M. CHAN SOON SEN, Ministre au développement de la Communauté et aux sports de Singapour : La population de Singapour va vieillir au cours des 30 prochaines années.  Aujourd’hui, 7% de la population est âgée de plus de 65 ans, ce taux atteindra 19% en 2030.  En 1998, un Comité interministériel sur le vieillissement de la population a été créé.  Notre approche du problème du vieillissement se fonde sur trois grands principes: les personnes âgées doivent pouvoir jouer pleinement leur rôle au sein de la famille et au sein de la communauté.  Selon notre deuxième principe, les soins aux personnes âgées relèvent de la responsabilité de la société dans son ensemble.  Notre démarche est celle des «mains secourables»: chaque individu a la responsabilité de prévoir et de se préparer pour sa vieillesse.  Enfin, toutes nos politiques doivent être durables.


Pour ce qui est de la sécurité financière, nous avons mis sur pied un fonds de prévoyance sociale, qui est un régime d’épargne obligatoire.  Nos citoyens versent ainsi 31% de leurs revenus à la sécurité sociale.  Nous avons également une loi qui oblige les enfants à apporter aux parents un soutien financier.  Un fonds a aussi été mis en place pour aider les habitants de Singapour dans leurs dépenses médicales.  Outre la construction d’appartements spécialement pour les personnes âgées, nous organisons un grand nombre d’activités culturelles et sportives pour que nos aînés restent actifs et en bonne santé.  Le Gouvernement de Singapour a par ailleurs mis en œuvre un programme qui encourage les jeunes couples mariés à rester en compagnie ou à proximité de leurs parents ou grands-parents.

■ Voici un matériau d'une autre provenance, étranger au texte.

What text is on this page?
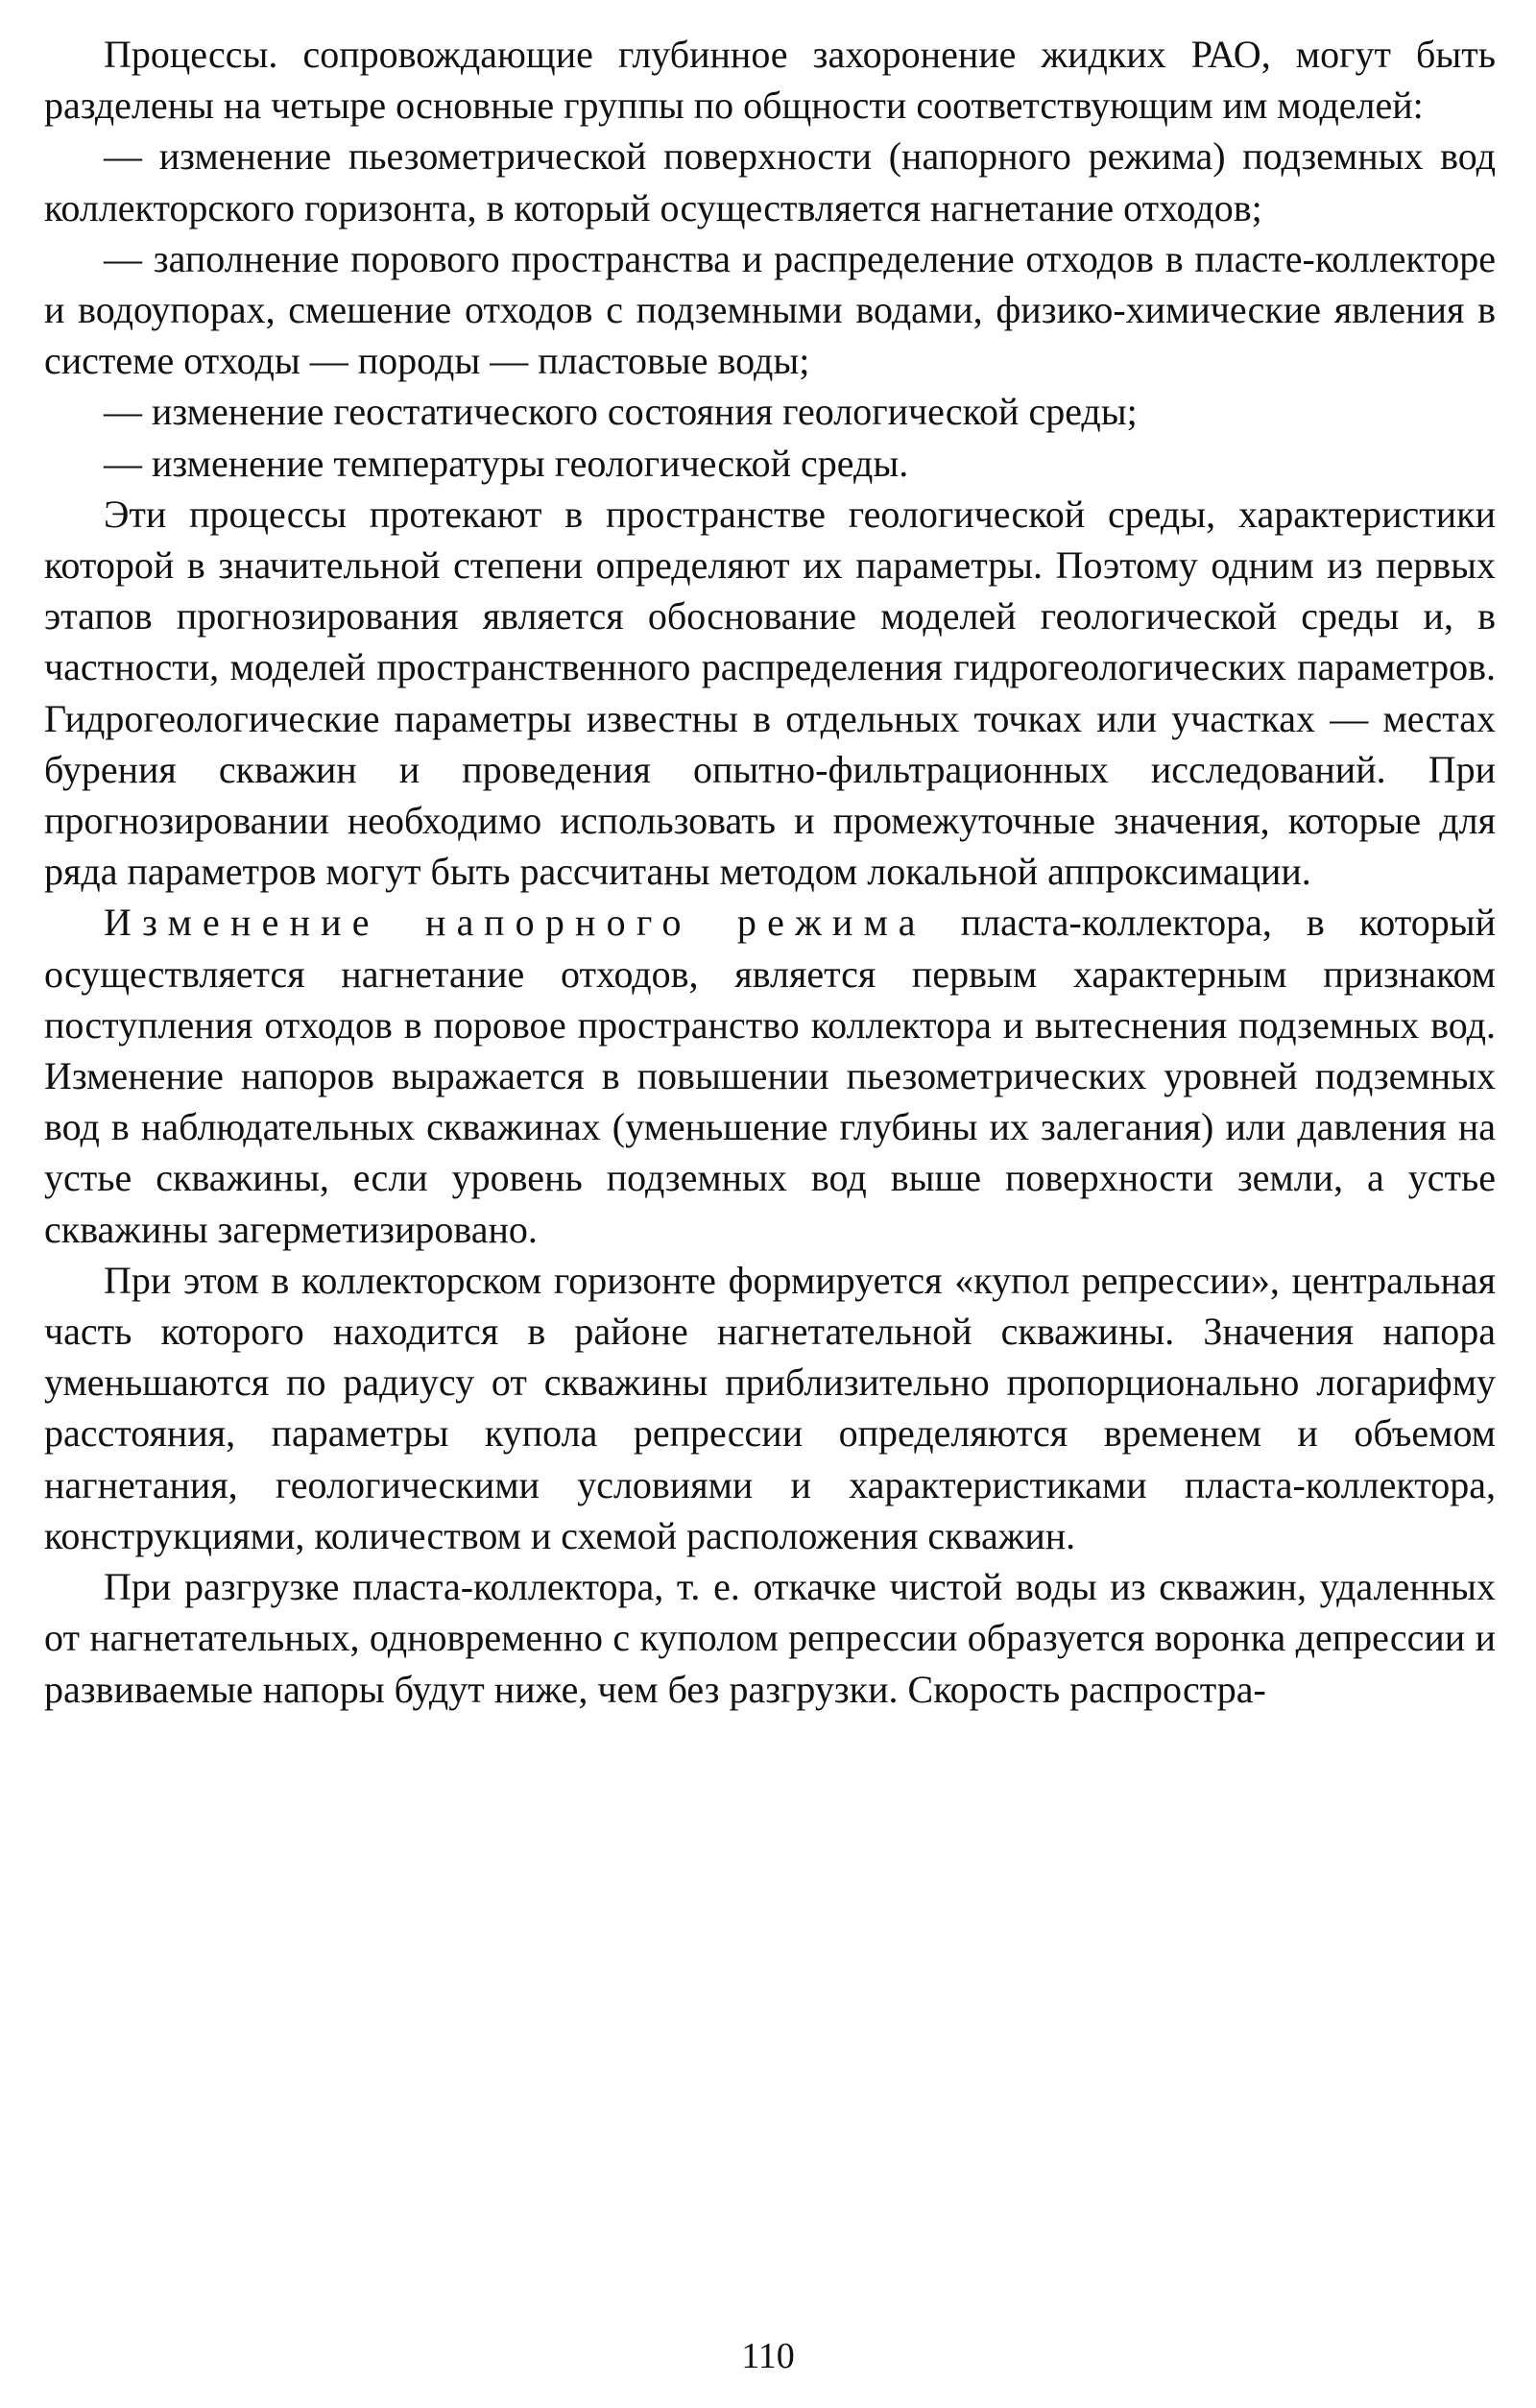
Процессы. сопровождающие глубинное захоронение жидких РАО, могут быть разделены на четыре основные группы по общности соответствующим им моделей:

— изменение пьезометрической поверхности (напорного режима) подземных вод коллекторского горизонта, в который осуществляется нагнетание отходов;

— заполнение порового пространства и распределение отходов в пласте-коллекторе и водоупорах, смешение отходов с подземными водами, физико-химические явления в системе отходы — породы — пластовые воды;

— изменение геостатического состояния геологической среды;

— изменение температуры геологической среды.

Эти процессы протекают в пространстве геологической среды, характеристики которой в значительной степени определяют их параметры. Поэтому одним из первых этапов прогнозирования является обоснование моделей геологической среды и, в частности, моделей пространственного распределения гидрогеологических параметров. Гидрогеологические параметры известны в отдельных точках или участках — местах бурения скважин и проведения опытно-фильтрационных исследований. При прогнозировании необходимо использовать и промежуточные значения, которые для ряда параметров могут быть рассчитаны методом локальной аппроксимации.

Изменение напорного режима пласта-коллектора, в который осуществляется нагнетание отходов, является первым характерным признаком поступления отходов в поровое пространство коллектора и вытеснения подземных вод. Изменение напоров выражается в повышении пьезометрических уровней подземных вод в наблюдательных скважинах (уменьшение глубины их залегания) или давления на устье скважины, если уровень подземных вод выше поверхности земли, а устье скважины загерметизировано.

При этом в коллекторском горизонте формируется «купол репрессии», центральная часть которого находится в районе нагнетательной скважины. Значения напора уменьшаются по радиусу от скважины приблизительно пропорционально логарифму расстояния, параметры купола репрессии определяются временем и объемом нагнетания, геологическими условиями и характеристиками пласта-коллектора, конструкциями, количеством и схемой расположения скважин.

При разгрузке пласта-коллектора, т. е. откачке чистой воды из скважин, удаленных от нагнетательных, одновременно с куполом репрессии образуется воронка депрессии и развиваемые напоры будут ниже, чем без разгрузки. Скорость распростра-

110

M. ANTOINE MIFSUD BONNICI, Malte : En 1968, Malte a pris l’initiative d’inscrire la question du vieillissement à l’ordre du jour des Nations Unies.  En 1988, nous avons contribué largement à l’établissement, dans notre pays, de l’Institut international sur le vieillissement.  Depuis plusieurs décennies, le vieillissement est au centre des questions sociopolitiques à Malte où la fourniture de services a toujours été considérée comme un échange dans lequel les personnes présentent clairement leurs besoins et les prestataires y répondent de la manière la plus appropriée.  Ainsi et compte tenu de l’hétérogénéité des bénéficiaires, les services offerts vont de l’aide à domicile et des services communautaires à la prise en charge dans des résidences spécialisées pour les personnes nécessitant le plus d’attention.  Toutefois, dans la mesure où les individus préfèrent demeurer le plus longtemps dans leur foyer, ces dernières années le Gouvernement maltais a renforcé son réseau d’assistance à domicile.  Parallèlement, la formation du personnel médical sur les questions de gérontologie et de gériatrie a été aussi renforcée.


Sans nier ses responsabilités, l’Etat ne doit pourtant pas être le seul prestataire de services aux personnes âgées. A Malte, le secteur privé est de plus en conscient du rôle qui lui incombe dans ce domaine également.  A cet égard, il faut encourager les partenariats sociaux et la consolidation des ressources afin de fournir les meilleurs soins possibles à nos citoyens.  L’objectif de notre Gouvernement est désormais de garantir que tous les partenaires sociaux offrent les services appropriés et d’établir des normes de soins minimums respectant les droits et les intérêts des individus.  L’ambition est aussi de favoriser la dimension éthique des soins aux personnes âgées, en se fondant pour cela sur quatre piliers: l’autonomie de la personne, la justice, les relations intergénérations, et l’obligation morale des personnes âgées de faire profiter l’humanité de leurs talents et de leur expérience.  Ce faisant, la dignité et l’intégrité de chaque individu ne doivent jamais être perdues de vue.  Dans cet esprit, Malte propose que cette deuxième Assemblée mondiale demande au Secrétaire général de mettre en place un groupe d’experts internationaux chargés de préparer un rapport complet sur tous les aspects moraux et éthiques du vieillissement.  Ce groupe n’aurait pas tant pour tâche de fournir des réponses définitives que de présenter différentes solutions possibles à appliquer par les décideurs publics et privés et de promouvoir la prise de conscience des enjeux moraux du vieillissement. 


M. SANTIAGO ALVAREZ DE TOLEDO, Envoyé spécial du Premier Ministre du Belize : Afin de mieux apprécier le potentiel des personnes âgées, il faut encourager leur participation à tous les aspects de la vie de la société.  Les personnes âgées, parmi les plus vulnérables, doivent être particulièrement protégées mais également intégrées à la vie sociale et économique.  Certains aspects de nos vies peuvent être valorisés par la présence des personnes âgées, notamment au sein des familles et par la conservation de la tradition orale.  Les changements économiques affectent la qualité de vie des personnes de tous âges.  Cependant, ce sont surtout les personnes âgées qui supportent, par exemple, le poids des conséquences du sida et qui doivent s’occuper des orphelins, assumer les comportements irresponsables des adolescents ou les effets de la migration des jeunes vers les villes.  Nous devons par conséquent déployer des efforts pour les protéger. 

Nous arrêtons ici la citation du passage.